Flu Season Can Take Its Toll on Forklift Operations
Flu season runs from October through May. While the flu virus is always present all year round, during these months people are more likely to be together in enclosed spaces.
Because the virus is spread by interpersonal contact, this closer proximity typically exponentially increases the incidence of the flu virus, especially in indoor workspaces like warehouses, docks, or manufacturing facilities that use forklifts.
The Flu and Your Business
If there is a flu outbreak in your business, it can have a profound negative effect on your forklift operation. Workers suffering from the flu generally will need a minimum of 48 to 72 hours to recuperate, tasking other employees with the burden of absent co-workers.
The flu virus also can spread quickly and efficiently. Before you even realize it, a significant percentage of your workforce may be infected. There have been incidences of entire businesses shutting down temporarily because there weren’t enough healthy employees to keep the operation going.
Preventing the Flu in Your Workplace
The most effective protection against the flu is annual vaccination. Encouraging your employees to get flu shots or even subsidizing vaccinations can help protect your operation during flu season. In some industries like healthcare and food and beverage operations, flu shots are often mandatory.
Other steps to help prevent a flu outbreak in your business include encouraging your employees to stay home if they get sick. Toughing it out or being a hero by going to work while you are sick is counterproductive if you infect other workers.

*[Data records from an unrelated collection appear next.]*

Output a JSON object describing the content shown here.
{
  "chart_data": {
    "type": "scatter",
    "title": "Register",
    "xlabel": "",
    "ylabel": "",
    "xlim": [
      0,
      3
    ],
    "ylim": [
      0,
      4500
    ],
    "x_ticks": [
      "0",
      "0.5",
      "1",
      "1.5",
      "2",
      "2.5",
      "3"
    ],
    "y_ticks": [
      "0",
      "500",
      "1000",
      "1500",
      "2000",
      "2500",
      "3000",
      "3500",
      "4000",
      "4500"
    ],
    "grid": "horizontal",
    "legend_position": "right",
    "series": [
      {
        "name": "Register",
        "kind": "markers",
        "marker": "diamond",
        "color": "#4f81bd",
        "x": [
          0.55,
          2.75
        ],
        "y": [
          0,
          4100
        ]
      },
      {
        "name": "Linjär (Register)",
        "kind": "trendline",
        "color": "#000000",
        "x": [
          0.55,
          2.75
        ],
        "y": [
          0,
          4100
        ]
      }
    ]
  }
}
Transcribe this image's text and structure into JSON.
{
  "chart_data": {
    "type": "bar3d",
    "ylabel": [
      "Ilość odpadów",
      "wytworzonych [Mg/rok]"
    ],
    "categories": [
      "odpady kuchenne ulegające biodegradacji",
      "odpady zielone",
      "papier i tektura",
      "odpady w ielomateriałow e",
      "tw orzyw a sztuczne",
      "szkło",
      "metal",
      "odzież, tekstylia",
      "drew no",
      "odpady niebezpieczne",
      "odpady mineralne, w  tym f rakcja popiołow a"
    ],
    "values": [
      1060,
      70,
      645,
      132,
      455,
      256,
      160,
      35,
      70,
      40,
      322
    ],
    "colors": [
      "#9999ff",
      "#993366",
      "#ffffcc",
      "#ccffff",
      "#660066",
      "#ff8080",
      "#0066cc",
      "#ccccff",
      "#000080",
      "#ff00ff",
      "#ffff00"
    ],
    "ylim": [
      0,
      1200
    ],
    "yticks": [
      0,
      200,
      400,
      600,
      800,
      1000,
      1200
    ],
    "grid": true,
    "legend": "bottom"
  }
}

People infected with the flu virus are at their most contagious during the first 24 hours of their infection — when they often aren’t even exhibiting any symptoms. So it’s especially important during flu season that everybody wash their hands frequently, avoid touching their eyes, nose or mouth, and avoid close contact with others whenever possible.
Sanitizing Equipment
The most common way the flu virus spreads is by getting it on your hands and then unknowingly introducing it into the body by rubbing your eyes, nose, mouth. So if another forklift driver coughs or sneezes while using a forklift or other piece of equipment, the next person to use that same vehicle can become infected without having any direct contact with their infected co-worker.
This can be avoided by requiring workers to sanitize equipment before and after every use. Wiping steering wheels, knobs, handles, and other forklift cabin surfaces with sanitizing wipes or spraying forklift with Lysol can kill the flu virus before it can spread.
The flu is no joke. This year, take steps to keep it from spreading in your forklift operation.